The team has been able to demonstrate just how those physiological differences produce differences in spinal cord damage using animal models. Their work shows how the processes involved in OR can cause damage to the gray matter, or the neurons of the spinal cord, which cannot be replaced or repaired. On the other hand, EVR retains neuronal integrity but inflicts damage on the white matter, or the outer layer of the spinal cord, an area that assists in relaying signals from the spine to the brain.
These physiological changes were assessed using a variety of measurements, including behavioral assessment by a veterinary expert. The assessment revealed unique patterns of proprioceptive ataxia and evolving paraparesis in EVR versus irreversible paraplegia in OR. MRI tests showed posterior signal in lumbar spinal cord (SC) after EVR, compared to central cord edema after OR. Histological analyses confirmed the qualitative differences between SC damage to the gray matter in L3 – L5 after OR, versus white matter edema after EVR caused by EVR, in accordance with results obtained from behavior and MRI analyses. Metabolome analysis demonstrated a distinctive chemical fingerprint of cellular processes in both types of intervention.
The study results provide clear, strong evidence that the mechanisms of SC injury from EVR are drastically different from those that result from OR. This new knowledge is an important step in providing the basis for future research. It’s a huge leap forward in eliminating paralysis in patients who must undergo surgery with a 22% risk of postoperative paralysis.

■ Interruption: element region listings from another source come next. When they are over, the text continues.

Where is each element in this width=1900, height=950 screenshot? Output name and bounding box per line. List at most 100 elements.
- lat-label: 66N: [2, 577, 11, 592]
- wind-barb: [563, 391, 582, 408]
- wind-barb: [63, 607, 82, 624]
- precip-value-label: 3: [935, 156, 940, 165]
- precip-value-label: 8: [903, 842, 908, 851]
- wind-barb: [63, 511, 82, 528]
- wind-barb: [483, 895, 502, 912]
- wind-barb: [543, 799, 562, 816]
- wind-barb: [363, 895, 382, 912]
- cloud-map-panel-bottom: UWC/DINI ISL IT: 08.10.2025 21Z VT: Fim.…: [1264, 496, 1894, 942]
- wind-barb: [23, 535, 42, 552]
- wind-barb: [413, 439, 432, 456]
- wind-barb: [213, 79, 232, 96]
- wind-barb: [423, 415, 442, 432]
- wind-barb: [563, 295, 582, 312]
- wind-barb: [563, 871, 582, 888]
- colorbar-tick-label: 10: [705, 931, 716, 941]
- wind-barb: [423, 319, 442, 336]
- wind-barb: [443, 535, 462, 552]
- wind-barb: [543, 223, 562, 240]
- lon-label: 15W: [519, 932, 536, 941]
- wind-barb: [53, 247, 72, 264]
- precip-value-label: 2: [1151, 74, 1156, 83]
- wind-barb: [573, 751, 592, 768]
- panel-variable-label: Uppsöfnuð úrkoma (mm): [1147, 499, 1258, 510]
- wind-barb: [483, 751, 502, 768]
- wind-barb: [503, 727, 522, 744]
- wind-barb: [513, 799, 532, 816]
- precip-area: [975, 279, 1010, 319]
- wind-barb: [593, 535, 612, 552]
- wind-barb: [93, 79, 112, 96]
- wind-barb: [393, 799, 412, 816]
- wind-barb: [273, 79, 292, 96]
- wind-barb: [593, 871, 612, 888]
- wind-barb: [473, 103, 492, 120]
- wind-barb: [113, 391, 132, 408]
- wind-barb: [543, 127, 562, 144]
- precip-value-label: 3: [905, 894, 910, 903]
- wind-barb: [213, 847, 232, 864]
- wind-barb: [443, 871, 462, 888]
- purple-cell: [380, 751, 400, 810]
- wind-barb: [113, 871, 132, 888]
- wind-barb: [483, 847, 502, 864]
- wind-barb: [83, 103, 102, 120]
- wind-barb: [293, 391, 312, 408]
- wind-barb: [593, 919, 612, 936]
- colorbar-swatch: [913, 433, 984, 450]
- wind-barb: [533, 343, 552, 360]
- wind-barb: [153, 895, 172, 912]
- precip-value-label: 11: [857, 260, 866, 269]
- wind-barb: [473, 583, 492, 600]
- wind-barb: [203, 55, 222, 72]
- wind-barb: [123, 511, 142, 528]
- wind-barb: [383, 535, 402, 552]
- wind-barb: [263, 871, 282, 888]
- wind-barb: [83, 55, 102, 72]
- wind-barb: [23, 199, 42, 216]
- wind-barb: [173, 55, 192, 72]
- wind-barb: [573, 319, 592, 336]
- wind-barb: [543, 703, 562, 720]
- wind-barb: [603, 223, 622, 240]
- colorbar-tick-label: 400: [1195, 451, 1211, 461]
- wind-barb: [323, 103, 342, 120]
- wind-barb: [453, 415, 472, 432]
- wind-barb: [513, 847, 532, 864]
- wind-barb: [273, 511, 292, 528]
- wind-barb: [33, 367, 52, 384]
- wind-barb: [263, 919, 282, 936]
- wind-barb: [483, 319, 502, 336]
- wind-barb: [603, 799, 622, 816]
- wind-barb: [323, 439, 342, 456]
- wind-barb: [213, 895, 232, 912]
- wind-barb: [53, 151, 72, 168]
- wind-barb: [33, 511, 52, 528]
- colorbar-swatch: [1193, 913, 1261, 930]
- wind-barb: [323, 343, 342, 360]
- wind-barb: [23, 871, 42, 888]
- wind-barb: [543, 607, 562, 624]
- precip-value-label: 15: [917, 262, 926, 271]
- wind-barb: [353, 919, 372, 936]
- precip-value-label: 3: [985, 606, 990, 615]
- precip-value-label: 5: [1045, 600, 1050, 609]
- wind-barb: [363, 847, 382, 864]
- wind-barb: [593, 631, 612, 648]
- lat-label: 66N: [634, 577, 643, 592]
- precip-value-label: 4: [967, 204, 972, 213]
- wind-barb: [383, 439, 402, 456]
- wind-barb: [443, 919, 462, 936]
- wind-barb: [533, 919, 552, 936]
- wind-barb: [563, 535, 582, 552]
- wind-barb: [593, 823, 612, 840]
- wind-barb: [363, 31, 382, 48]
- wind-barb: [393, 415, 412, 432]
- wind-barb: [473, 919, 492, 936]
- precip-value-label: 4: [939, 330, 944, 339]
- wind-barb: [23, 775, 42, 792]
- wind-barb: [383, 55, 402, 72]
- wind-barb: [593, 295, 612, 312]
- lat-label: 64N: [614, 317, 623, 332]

While still a long way off, Dr. Awad says the day when he and surgeons around the world are able to assure their patients of a successful surgical outcome without the risk of paralysis would arrive sooner if the problem were better and more widely understood in the research community, as well as among the general populace.
“People are very much aware of the causes of heart attack, cancer, diabetes and other well-publicized diseases,” he says. “But very little is known about the common occurrence of aortic aneurysm and the risks associated with its surgery, the one and only treatment that is available to the patient. What we are doing to advance knowledge in this area is not enough. With more research funding, we could take these study results and focus on developing specific therapeutic interventions that could be tailored to the distinct pathophysiologic findings we now understand and begin to make real progress in developing new therapies and put an end to this game of chance we take each time we begin surgery.”
Dr. Awad and his team’s next steps are comparing the changes in nucleic acids, proteins and biochemicals they find in the animal models with those in the body fluids of the patients. They’re holding on to the hope that their findings will take future investigations a step closer to developing those new therapeutic interventions that his team anticipates.
To address the problem of the limited availability of human tissue for the study of spinal cord injury following aortic aneurysm repair, the team has a vision for the future that includes creating a multicentral clinical trials biobank in which to share human biospecimens and associated data with fellow scientists and practitioners around the world. It would serve as a guide for their preclinical research in aortic repair and offer a hopeful treatment plan to the growing number of aortic aneurysm patients.